As state leaders searched for a resolution Tuesday, there had been some signs of compromise. But they were fragile.
Democratic lawmakers signaled a willingness to reverse their opposition to Schwarzenegger’s plan for borrowing $2 billion in property tax revenues from cities and counties. The idea had angered local officials, and the governor had backed off but apparently embraced it again.
Lawmakers were also discussing some of Schwarzenegger’s proposals to curb the growth in Medi-Cal, the state’s health insurance program for the poor; to tighten enrollment procedures for food stamps and welfare; and to crack down on fraud and reduce services in the state’s multibillion-dollar in-home healthcare program.
Speaking to reporters outside his office, Schwarzenegger blamed legislators for wasting time deliberating over budget solutions, such as tax increases, that were not acceptable to him, but he said that the dynamics appeared to have shifted.
“For the last month there were debates, there was finger pointing, there was dialogue, accusations, but none of that will really solve the budget,” the governor said. He added, “In the last few days, I have seen an effort is being made to get together with us and to start moving closer together.”

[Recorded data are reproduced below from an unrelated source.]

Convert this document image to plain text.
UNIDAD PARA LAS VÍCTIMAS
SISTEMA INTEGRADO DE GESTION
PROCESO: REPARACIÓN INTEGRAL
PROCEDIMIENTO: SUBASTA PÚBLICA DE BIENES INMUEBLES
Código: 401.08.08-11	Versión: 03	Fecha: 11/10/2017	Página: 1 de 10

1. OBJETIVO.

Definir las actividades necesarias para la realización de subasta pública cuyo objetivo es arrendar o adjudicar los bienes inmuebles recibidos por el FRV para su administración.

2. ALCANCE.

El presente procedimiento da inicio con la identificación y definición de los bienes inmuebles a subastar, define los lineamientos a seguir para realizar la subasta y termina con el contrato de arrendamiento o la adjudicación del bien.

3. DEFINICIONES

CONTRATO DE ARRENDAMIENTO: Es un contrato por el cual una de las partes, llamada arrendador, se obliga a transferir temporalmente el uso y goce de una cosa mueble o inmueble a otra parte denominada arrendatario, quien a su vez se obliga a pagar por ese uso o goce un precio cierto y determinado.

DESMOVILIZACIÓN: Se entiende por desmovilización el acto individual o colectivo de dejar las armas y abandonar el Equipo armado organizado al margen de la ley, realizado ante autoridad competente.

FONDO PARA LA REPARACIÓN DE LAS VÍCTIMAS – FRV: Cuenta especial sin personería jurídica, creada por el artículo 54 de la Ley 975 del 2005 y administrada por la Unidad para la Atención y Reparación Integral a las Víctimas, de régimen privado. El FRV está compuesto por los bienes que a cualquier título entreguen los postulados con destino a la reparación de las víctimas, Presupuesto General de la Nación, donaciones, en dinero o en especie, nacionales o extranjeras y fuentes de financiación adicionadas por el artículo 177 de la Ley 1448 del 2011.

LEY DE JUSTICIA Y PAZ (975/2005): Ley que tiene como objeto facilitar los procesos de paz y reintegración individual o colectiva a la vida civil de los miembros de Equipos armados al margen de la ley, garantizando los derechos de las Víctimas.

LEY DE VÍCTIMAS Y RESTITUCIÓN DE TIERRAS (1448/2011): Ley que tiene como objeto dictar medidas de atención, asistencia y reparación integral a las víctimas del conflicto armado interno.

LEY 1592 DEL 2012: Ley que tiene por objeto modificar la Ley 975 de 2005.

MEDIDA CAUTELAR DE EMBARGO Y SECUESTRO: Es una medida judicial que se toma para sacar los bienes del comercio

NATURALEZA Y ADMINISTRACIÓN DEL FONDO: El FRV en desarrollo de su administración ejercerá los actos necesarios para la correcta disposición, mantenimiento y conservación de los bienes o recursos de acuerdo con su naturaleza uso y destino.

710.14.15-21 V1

In a letter sent Monday, however, two top Democratic lawmakers asked administration officials how the governor would replace the $3.3 billion in cuts they were trying to make. Mike Genest, the governor’s finance director, said the administration had not come up with a plan yet.
“I cannot imagine why a chief executive who has a year and half remaining on his term would want to put the state in the hole $3 billion more,” said Senate President Pro Tem Darrell Steinberg (D-Sacramento).
Schwarzenegger’s aides said he would call an emergency special session today to propose new cuts.
Amid the flurry of activity Tuesday, a panel that sets compensation for elected statewide officials cut car allowances, health benefits and tax-free living-expense payments for California legislators.
“The state of California is in dire straits, and we have to do our bit to adjust the benefits to help with the budget problem,” Citizens Compensation Commission Chairman Charles Murray said after the 5-0 vote, which came despite the panel’s lawyer advising that the commission did not have the authority to reduce the living-expense payments.
The 18% benefits reduction by the panel follows a salary cut of 18% enacted previously to affect lawmakers elected after this year. The decrease in benefits, however, will take effect Dec. 1 of this year and save $1.2 million annually.
That action, if it stands, will cut the $36,000 tax-free annual living-expense benefit by about $6,480 a year.
The state also pays $350 in monthly car costs for each lawmaker who drives a state-purchased car in his or her district. The commission’s action would cut that by $63, which the legislators would have to absorb.
California taxpayers have spent $3.2 million during the last three years buying the cars, covering gas expenses and paying to repair the vehicles when they break down or are damaged in accidents.
Times staff writer Patrick McGreevy contributed to this report.